By , and | 20 March 2023


What characterises Dan Hogan’s poetry is the way that, each time we come close to fully apprehending the impending collapse of capitalism, we are waylaid by something more urgent and mundane: groceries, emails, calls to Centrelink, traffic jams on the way home from work. When the present is frantic, frenetic and demands our full attention, it becomes the only thing that is real. The tragedy with which we live, in Hogan’s words, is that we resultantly have ‘no time to grieve for lost futures’.

This line, as do others in this collection, recalls Mark Fisher, specifically his contention that late-stage capitalism had caused the cancellation of the future.
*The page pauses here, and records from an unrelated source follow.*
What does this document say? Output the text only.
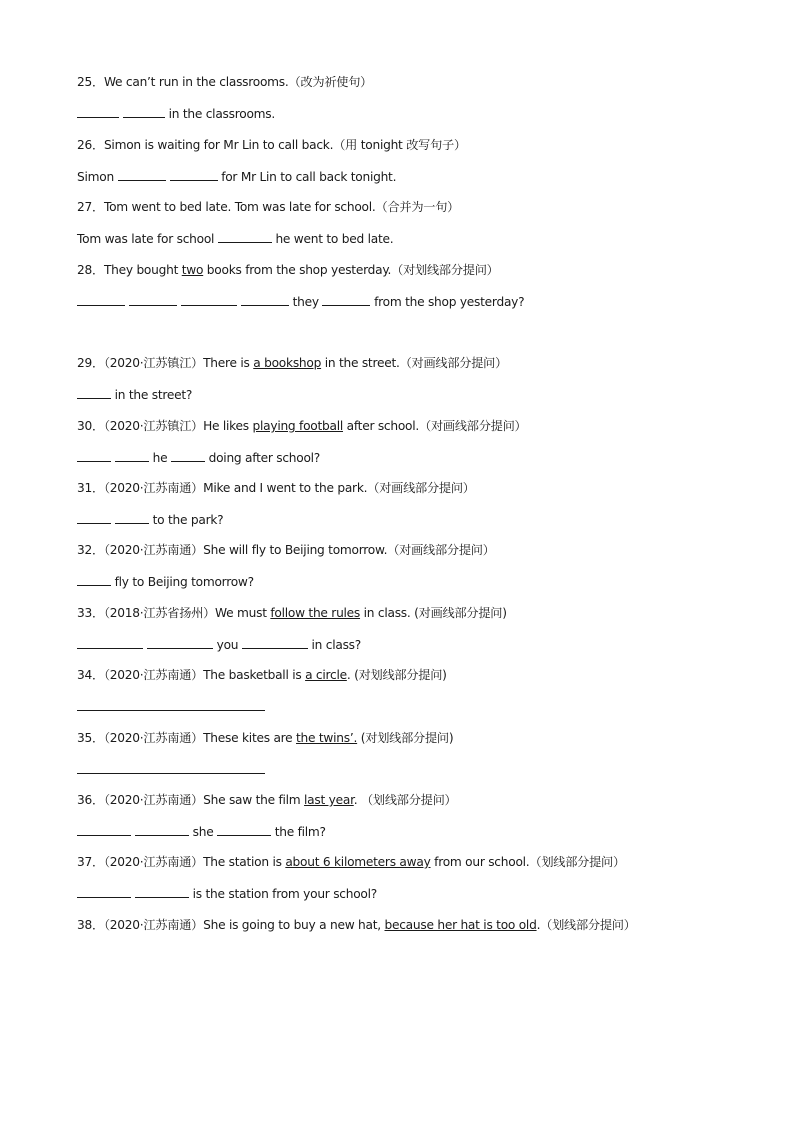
25．We can’t run in the classrooms.（改为祈使句）
in the classrooms.
26．Simon is waiting for Mr Lin to call back.（用 tonight 改写句子）
Simon	for Mr Lin to call back tonight.
27．Tom went to bed late. Tom was late for school.（合并为一句）
Tom was late for school	he went to bed late.
28．They bought two books from the shop yesterday.（对划线部分提问）
they	from the shop yesterday?
29．（2020·江苏镇江）There is a bookshop in the street.（对画线部分提问）
in the street?
30．（2020·江苏镇江）He likes playing football after school.（对画线部分提问）
he	doing after school?
31．（2020·江苏南通）Mike and I went to the park.（对画线部分提问）
to the park?
32．（2020·江苏南通）She will fly to Beijing tomorrow.（对画线部分提问）
fly to Beijing tomorrow?
33．（2018·江苏省扬州）We must follow the rules in class. (对画线部分提问)
you	in class?
34．（2020·江苏南通）The basketball is a circle. (对划线部分提问)
35．（2020·江苏南通）These kites are the twins’. (对划线部分提问)
36．（2020·江苏南通）She saw the film last year. （划线部分提问）
she	the film?
37．（2020·江苏南通）The station is about 6 kilometers away from our school.（划线部分提问）
is the station from your school?
38．（2020·江苏南通）She is going to buy a new hat, because her hat is too old.（划线部分提问）
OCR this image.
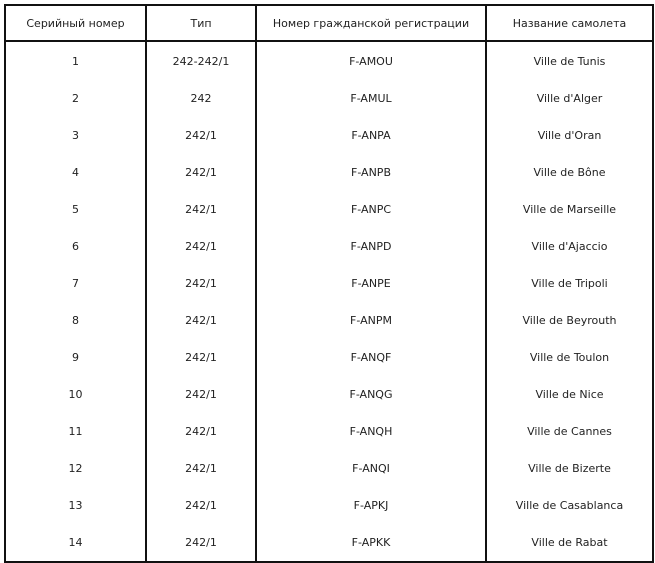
Серийный номер	Тип	Номер гражданской регистрации	Название самолета
1	242-242/1	F-AMOU	Ville de Tunis
2	242	F-AMUL	Ville d'Alger
3	242/1	F-ANPA	Ville d'Oran
4	242/1	F-ANPB	Ville de Bône
5	242/1	F-ANPC	Ville de Marseille
6	242/1	F-ANPD	Ville d'Ajaccio
7	242/1	F-ANPE	Ville de Tripoli
8	242/1	F-ANPM	Ville de Beyrouth
9	242/1	F-ANQF	Ville de Toulon
10	242/1	F-ANQG	Ville de Nice
11	242/1	F-ANQH	Ville de Cannes
12	242/1	F-ANQI	Ville de Bizerte
13	242/1	F-APKJ	Ville de Casablanca
14	242/1	F-APKK	Ville de Rabat
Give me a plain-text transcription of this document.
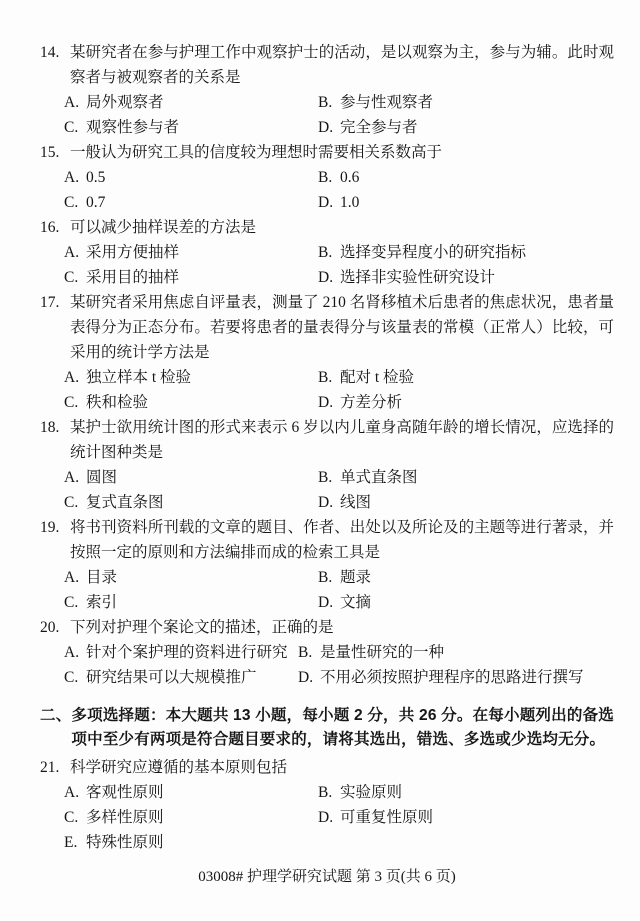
14. 某研究者在参与护理工作中观察护士的活动，是以观察为主，参与为辅。此时观察者与被观察者的关系是
A. 局外观察者	B. 参与性观察者
C. 观察性参与者	D. 完全参与者
15. 一般认为研究工具的信度较为理想时需要相关系数高于
A. 0.5	B. 0.6
C. 0.7	D. 1.0
16. 可以减少抽样误差的方法是
A. 采用方便抽样	B. 选择变异程度小的研究指标
C. 采用目的抽样	D. 选择非实验性研究设计
17. 某研究者采用焦虑自评量表，测量了 210 名肾移植术后患者的焦虑状况，患者量表得分为正态分布。若要将患者的量表得分与该量表的常模（正常人）比较，可采用的统计学方法是
A. 独立样本 t 检验	B. 配对 t 检验
C. 秩和检验	D. 方差分析
18. 某护士欲用统计图的形式来表示 6 岁以内儿童身高随年龄的增长情况，应选择的统计图种类是
A. 圆图	B. 单式直条图
C. 复式直条图	D. 线图
19. 将书刊资料所刊载的文章的题目、作者、出处以及所论及的主题等进行著录，并按照一定的原则和方法编排而成的检索工具是
A. 目录	B. 题录
C. 索引	D. 文摘
20. 下列对护理个案论文的描述，正确的是
A. 针对个案护理的资料进行研究 B. 是量性研究的一种
C. 研究结果可以大规模推广	D. 不用必须按照护理程序的思路进行撰写
二、 多项选择题：本大题共 13 小题，每小题 2 分，共 26 分。在每小题列出的备选项中至少有两项是符合题目要求的，请将其选出，错选、多选或少选均无分。
21. 科学研究应遵循的基本原则包括
A. 客观性原则	B. 实验原则
C. 多样性原则	D. 可重复性原则
E. 特殊性原则
03008# 护理学研究试题 第 3 页(共 6 页)
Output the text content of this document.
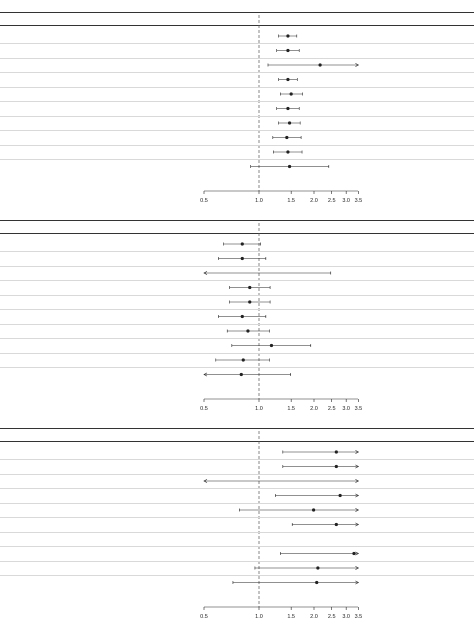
0.5	1.0	1.5	2.0 2.5 3.0 3.5
0.5	1.0	1.5	2.0 2.5 3.0 3.5
0.5	1.0	1.5	2.0 2.5 3.0 3.5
Unable to imagine alternatives to the present, he and other Marxist critics like Frederic Jameson noted the tendency of this epoch’s cultural products to be capable only of referencing themselves, with the future foreclosed, and attempts made to summon the past landing flatly as nostalgia and kitsch. Starting with its title, Secret Third Thing is a hyper-real comment on this hyper-real moment: it is suffused with internet culture, memes, self-referential quips we make to cope, reflections on the lives we live, now, largely online, inter-cut with tongue-in-cheek evocations of the Irish pastoral.

But the past, the present and the future are not secrets. Hogan knows ‘not that the world is going to end, but that it has already ended.’ They also know that our cultural outputs form part of the circuits of capital which they are designed to critique: the collection is haunted by these digital traces, of algorithms, sold data and optimised desire. This is another thing that Fisher wondered, whether our desire to push beyond capitalism is inevitably always co-opted by and absorbed into capitalism. But Hogan is not escaping into being what we might call extremely online. They are not posting jocular outrage kitsch like, ‘Rude epoch. How very dare’. They plainly ask: ‘You think this is funny?’, and later answer their own question: ‘Elsewhere, glops of jokes make their way into a status update. It is an annihilative transaction largely misunderstood.’

The task for this text, like others with Marxist sensibilities – like Elena Gomez’s Body of Work and Astrid Lorange’s Labour and Other Poems – is twofold. The first is to clear up the misunderstanding at the heart of this annihilative transaction, by raising class consciousness. As Fisher knew, as Hogan does, the petit bourgeoisie has ways to prevent the topic from coming up. But Hogan insists on breaching decorum, noting repeatedly how capital perseveres through class: our familial bonds, addictions, symptoms, genders. To be non-binary, as these poems show, is not to just be a secret third thing – as the joke goes, not a man and not a woman – but to, much more seriously, bring class consciousness to bear upon gender, to ensure that whatever else non-binary is, it cannot ‘match the interests of capital’.

The second task for the Marxist poet is to summon onto the page transactions that are not annihilative. Our lives now are structured by the prospect of an ultimate annihilation: the trillionaire class versus the collapsing biosphere. Hogan writes: ‘the world isn’t big enough for the two’. Above anything else, then, this collection is a work of dialectical materialism. It not only insistently names class struggle, but also highlights its generative potential: the notion that the opposition of the two classes may not be (only) destructive, but lead to the creation of something else: a third, new thing.